In 1982 nurseryman turned vigneron Garry Crittenden planted two hectares of vines, and in so doing doubled the size of overall plantings on the Mornington Peninsula. It has been suggested he also introduced barbera, nebbiolo, dolcetto and sangiovese to Victoria and Australia. Victoria may be correct, but not Australia: the wealthy Italian construction engineers Carlo Salteri and Franco Belgiorno-Nettis built a 1000-tonne winery in 1974 in Mudgee, and planted 1.5ha of barbera, 1ha of nebbiolo and 0.65ha of sangiovese.
All of which shouldn’t obscure Crittenden’s 40-year contribution to the cause of Australia’s wine, especially through the lens of viticulture. He introduced a vine training system designed to maximise the interception of sunlight, and brought expertise on soil composition (trace elements, good or bad). His energy spilled over from making to marketing and sales.
Winemaker son Rollo and marketer daughter Zoe became joint managing directors four years ago. With their father’s encouragement, they have embarked on the grand ship sustainability in no uncertain fashion. In 2017 they converted the cellar door, office and winery to solar; prior to the 2018 vintage they invested $50,000 to install a waste water treatment plant which permits the discharge of the treated water into the town sewerage system. Previously they tapped into a nearby recycled water outfall for irrigation of the vineyard and the landscaped lawns and gardens.

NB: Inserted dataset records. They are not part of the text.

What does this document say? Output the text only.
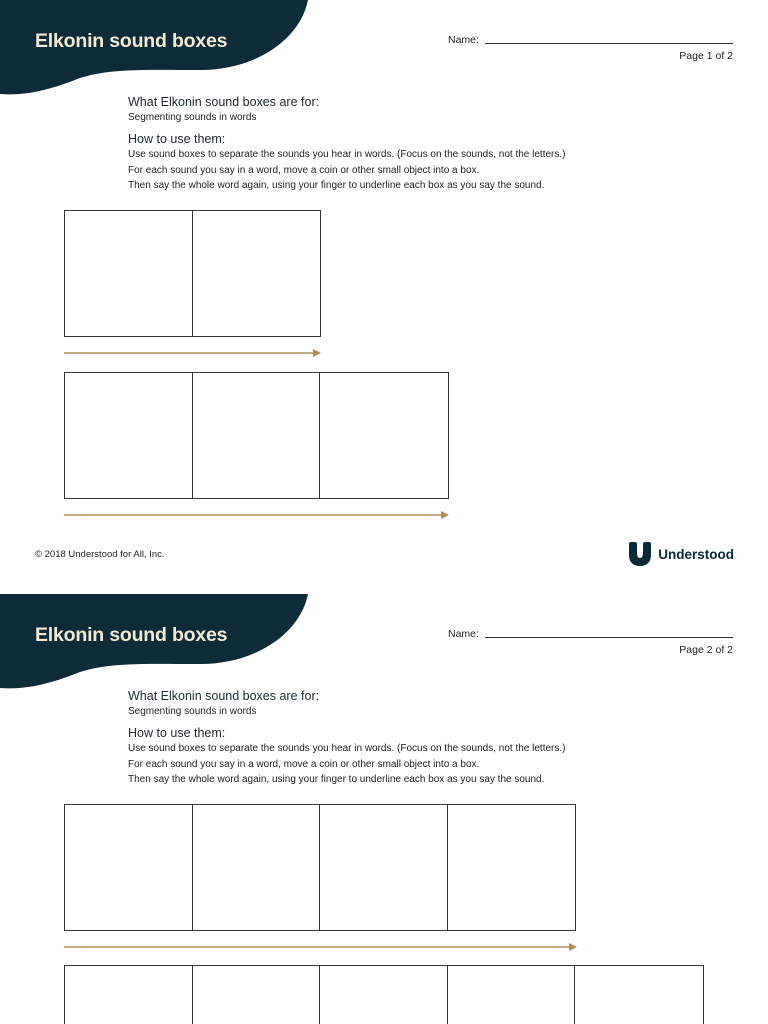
Elkonin sound boxes	Name:
Page 1 of 2

What Elkonin sound boxes are for:

Segmenting sounds in words

How to use them:

Use sound boxes to separate the sounds you hear in words. (Focus on the sounds, not the letters.)

For each sound you say in a word, move a coin or other small object into a box.

Then say the whole word again, using your finger to underline each box as you say the sound.

© 2018 Understood for All, Inc.	Understood
Elkonin sound boxes	Name:
Page 2 of 2

What Elkonin sound boxes are for:

Segmenting sounds in words

How to use them:

Use sound boxes to separate the sounds you hear in words. (Focus on the sounds, not the letters.)

For each sound you say in a word, move a coin or other small object into a box.

Then say the whole word again, using your finger to underline each box as you say the sound.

From the big (a 500 cubic metre compost heap working on a 12-month cycle) to the small (three bee hives improving the pollination and fruitset on the diverse population of fruit trees in the gardens and providing cold-pressed raw honey on the sale at the Wine Centre). And what a Wine Centre it is. Visitors are taken to a table to be seated for a tailored tasting in surroundings akin to home. For $15 per head they taste eight wines from over 20 wines on release at any one time.
Covid-19 has one enduring benefit: ending the jostling at a bar with outstretched arms.
2020 Crittenden Estate Cri de Coeur Pinot Noir
Hand-picked, 60% destemmed, 40% whole bunch, separately fermented, 14 days on skins. Matured in French barriques and puncheons (60% new) for 11 months. A perfumed and spicy bouquet is spotlessly clean, as is the light-bodied yet intense palate. Red and blue fruits hold sway, the oak integrated.
96 points, drink to 2030, 12.8% alc, Diam, $90
2021 Crittenden Estate Kangerong Rose
This is a Rolls Royce Rose: 100% Home Vineyard pinot noir whole bunch-pressed; fermented and matured for 8 months in used French barriques, mlf blocked and the finish is dry. The great ’21 vintage results in a delicious pomegranate-infused wine replete with a touch of citrus.
95 points, drink to 2026, 13% alc, Screwcap, $45
2021 Crittenden Estate Peninsula Chardonnay
Hand-picked, whole bunch-pressed, wild fermented in French oak (5% new), matured for 9 months. 30% mlf gives the wine a creamy cashew nuance to the fig and stone fruit palate; grapefruit makes a final curtain call. Overall, has good line, length and balance.